Depuis le mois de mars, plusieurs adeptes rassemblés en un syndicat ont lancé une opération visant, selon eux, à déposer des plaintes dans chacun des tribunaux français. Dans leur viseur : responsables politiques et autres figures d'autorité comme les huissiers de justice, attaqués notamment pour "faux et escroquerie".
Contacté par l'AFP, le syndicat à l'origine des procédures a refusé de transmettre les récépissés attestant du dépôt de ces plaintes et n'a pas souhaité détailler son nombre d'adhérents.
Cette campagne vise à utiliser "les limites de la justice pour l'entraver", selon M. Dieguez, qui relève que l'opération fait l'objet d'une intense communication en ligne.
Filmer ses altercations avec les forces de sécurité pour se poser en lanceur d'alerte
Autre stratégie utilisée par certains membres pour faire connaître les "citoyens souverains": filmer et diffuser leurs altercations avec des figures d'autorité, à l'instar du couple d'adeptes contrôlé dans le Nord. Une stratégie pour se placer en lanceurs d'alertes victimes d'une injustice, et faire du prosélytisme, estiment les experts.

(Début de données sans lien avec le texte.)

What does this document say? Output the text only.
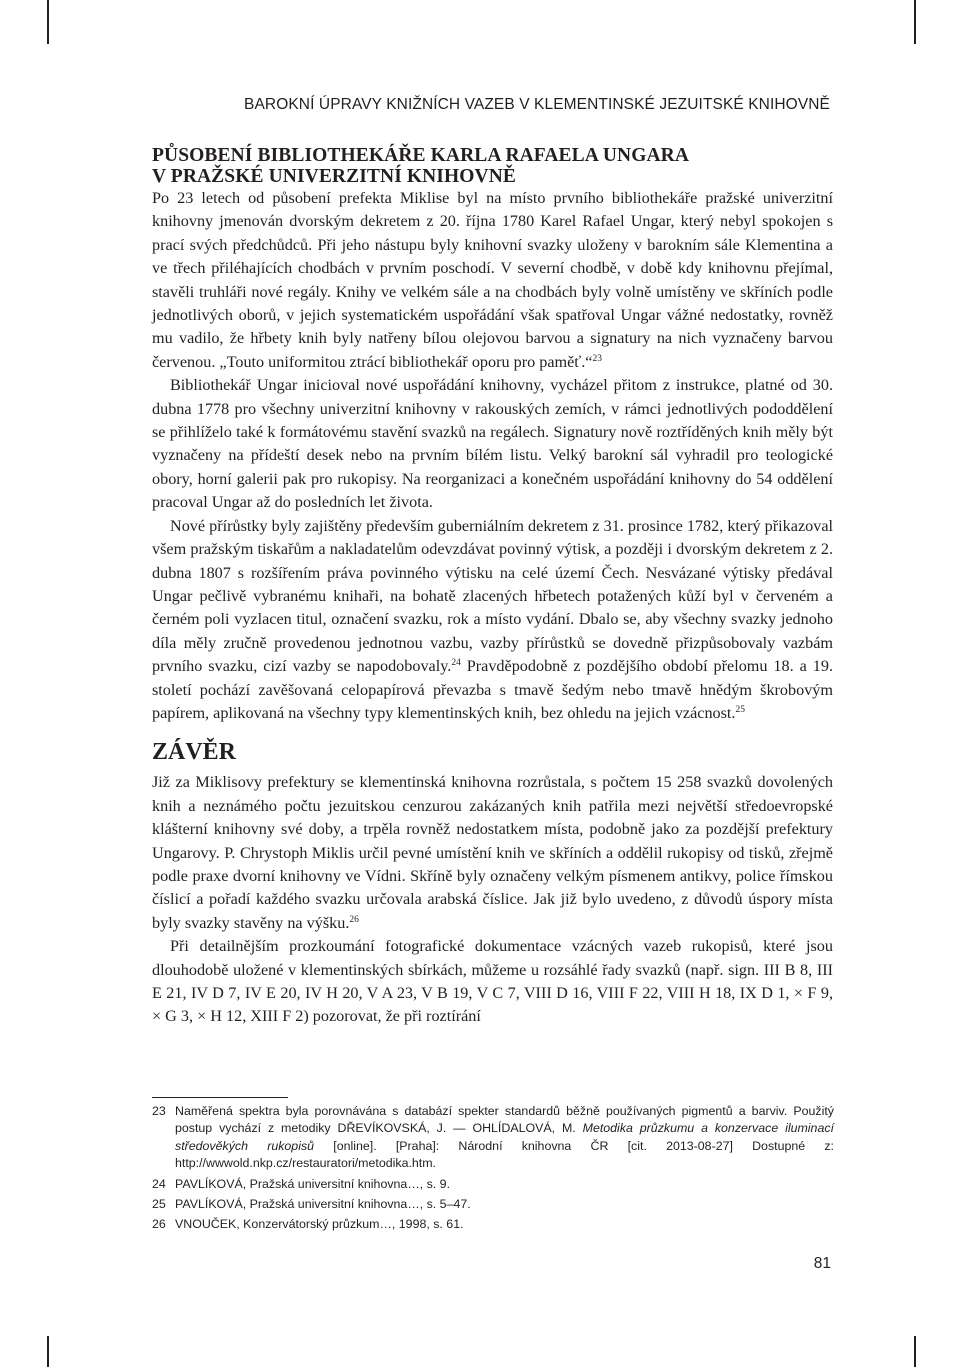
BAROKNÍ ÚPRAVY KNIŽNÍCH VAZEB V KLEMENTINSKÉ JEZUITSKÉ KNIHOVNĚ
PŮSOBENÍ BIBLIOTHEKÁŘE KARLA RAFAELA UNGARA
V PRAŽSKÉ UNIVERZITNÍ KNIHOVNĚ

Po 23 letech od působení prefekta Miklise byl na místo prvního bibliothekáře pražské univerzitní knihovny jmenován dvorským dekretem z 20. října 1780 Karel Rafael Ungar, který nebyl spokojen s prací svých předchůdců. Při jeho nástupu byly knihovní svazky uloženy v barokním sále Klementina a ve třech přiléhajících chodbách v prvním poschodí. V severní chodbě, v době kdy knihovnu přejímal, stavěli truhláři nové regály. Knihy ve velkém sále a na chodbách byly volně umístěny ve skříních podle jednotlivých oborů, v jejich systematickém uspořádání však spatřoval Ungar vážné nedostatky, rovněž mu vadilo, že hřbety knih byly natřeny bílou olejovou barvou a signatury na nich vyznačeny barvou červenou. „Touto uniformitou ztrácí bibliothekář oporu pro paměť.“$^{23}$

Bibliothekář Ungar inicioval nové uspořádání knihovny, vycházel přitom z instrukce, platné od 30. dubna 1778 pro všechny univerzitní knihovny v rakouských zemích, v rámci jednotlivých pododdělení se přihlíželo také k formátovému stavění svazků na regálech. Signatury nově roztříděných knih měly být vyznačeny na přídeští desek nebo na prvním bílém listu. Velký barokní sál vyhradil pro teologické obory, horní galerii pak pro rukopisy. Na reorganizaci a konečném uspořádání knihovny do 54 oddělení pracoval Ungar až do posledních let života.

Nové přírůstky byly zajištěny především guberniálním dekretem z 31. prosince 1782, který přikazoval všem pražským tiskařům a nakladatelům odevzdávat povinný výtisk, a později i dvorským dekretem z 2. dubna 1807 s rozšířením práva povinného výtisku na celé území Čech. Nesvázané výtisky předával Ungar pečlivě vybranému knihaři, na bohatě zlacených hřbetech potažených kůží byl v červeném a černém poli vyzlacen titul, označení svazku, rok a místo vydání. Dbalo se, aby všechny svazky jednoho díla měly zručně provedenou jednotnou vazbu, vazby přírůstků se dovedně přizpůsobovaly vazbám prvního svazku, cizí vazby se napodobovaly.$^{24}$ Pravděpodobně z pozdějšího období přelomu 18. a 19. století pochází zavěšovaná celopapírová převazba s tmavě šedým nebo tmavě hnědým škrobovým papírem, aplikovaná na všechny typy klementinských knih, bez ohledu na jejich vzácnost.$^{25}$

ZÁVĚR

Již za Miklisovy prefektury se klementinská knihovna rozrůstala, s počtem 15 258 svazků dovolených knih a neznámého počtu jezuitskou cenzurou zakázaných knih patřila mezi největší středoevropské klášterní knihovny své doby, a trpěla rovněž nedostatkem místa, podobně jako za pozdější prefektury Ungarovy. P. Chrystoph Miklis určil pevné umístění knih ve skříních a oddělil rukopisy od tisků, zřejmě podle praxe dvorní knihovny ve Vídni. Skříně byly označeny velkým písmenem antikvy, police římskou číslicí a pořadí každého svazku určovala arabská číslice. Jak již bylo uvedeno, z důvodů úspory místa byly svazky stavěny na výšku.$^{26}$

Při detailnějším prozkoumání fotografické dokumentace vzácných vazeb rukopisů, které jsou dlouhodobě uložené v klementinských sbírkách, můžeme u rozsáhlé řady svazků (např. sign. III B 8, III E 21, IV D 7, IV E 20, IV H 20, V A 23, V B 19, V C 7, VIII D 16, VIII F 22, VIII H 18, IX D 1, × F 9, × G 3, × H 12, XIII F 2) pozorovat, že při roztírání

23 Naměřená spektra byla porovnávána s databází spekter standardů běžně používaných pigmentů a barviv. Použitý postup vychází z metodiky DŘEVÍKOVSKÁ, J. — OHLÍDALOVÁ, M. Metodika průzkumu a konzervace iluminací středověkých rukopisů [online]. [Praha]: Národní knihovna ČR [cit. 2013-08-27] Dostupné z: http://wwwold.nkp.cz/restauratori/metodika.htm.
24 PAVLÍKOVÁ, Pražská universitní knihovna…, s. 9.
25 PAVLÍKOVÁ, Pražská universitní knihovna…, s. 5–47.
26 VNOUČEK, Konzervátorský průzkum…, 1998, s. 61.
81
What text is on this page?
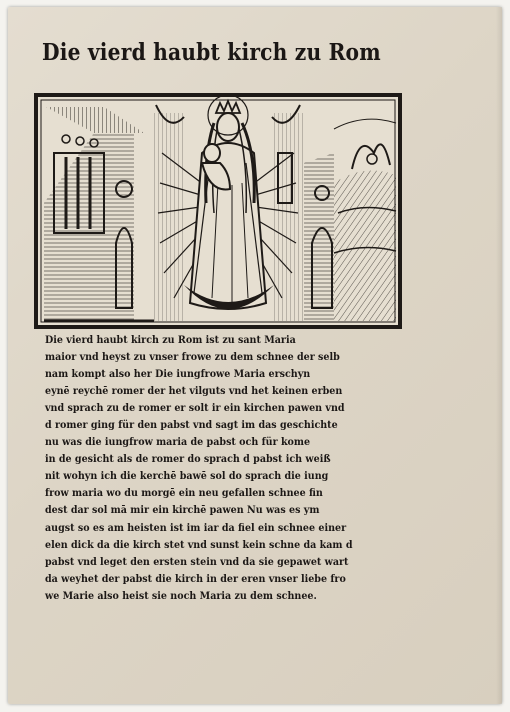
Die vierd haubt kirch zu Rom
Die vierd haubt kirch zu Rom ist zu sant Maria
maior vnd heyst zu vnser frowe zu dem schnee der selb
nam kompt also her Die iungfrowe Maria erschyn
eynē reychē romer der het vilguts vnd het keinen erben
vnd sprach zu de romer er solt ir ein kirchen pawen vnd
d romer ging für den pabst vnd sagt im das geschichte
nu was die iungfrow maria de pabst och für kome
in de gesicht als de romer do sprach d pabst ich weiß
nit wohyn ich die kerchē bawē sol do sprach die iung
frow maria wo du morgē ein neu gefallen schnee fin
dest dar sol mā mir ein kirchē pawen Nu was es ym
augst so es am heisten ist im iar da fiel ein schnee einer
elen dick da die kirch stet vnd sunst kein schne da kam d
pabst vnd leget den ersten stein vnd da sie gepawet wart
da weyhet der pabst die kirch in der eren vnser liebe fro
we Marie also heist sie noch Maria zu dem schnee.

Ils observent une banalisation et une instrumentalisation politique de ces discours de remise en cause de la légitimité des institutions démocratiques, tout en relevant que les sanctions sont rares voire inexistantes. "Depuis Trump, on sait qu'on peut même gagner une élection en jouant sur ce genre d'argumentaire", regrette Rudy Reichstadt.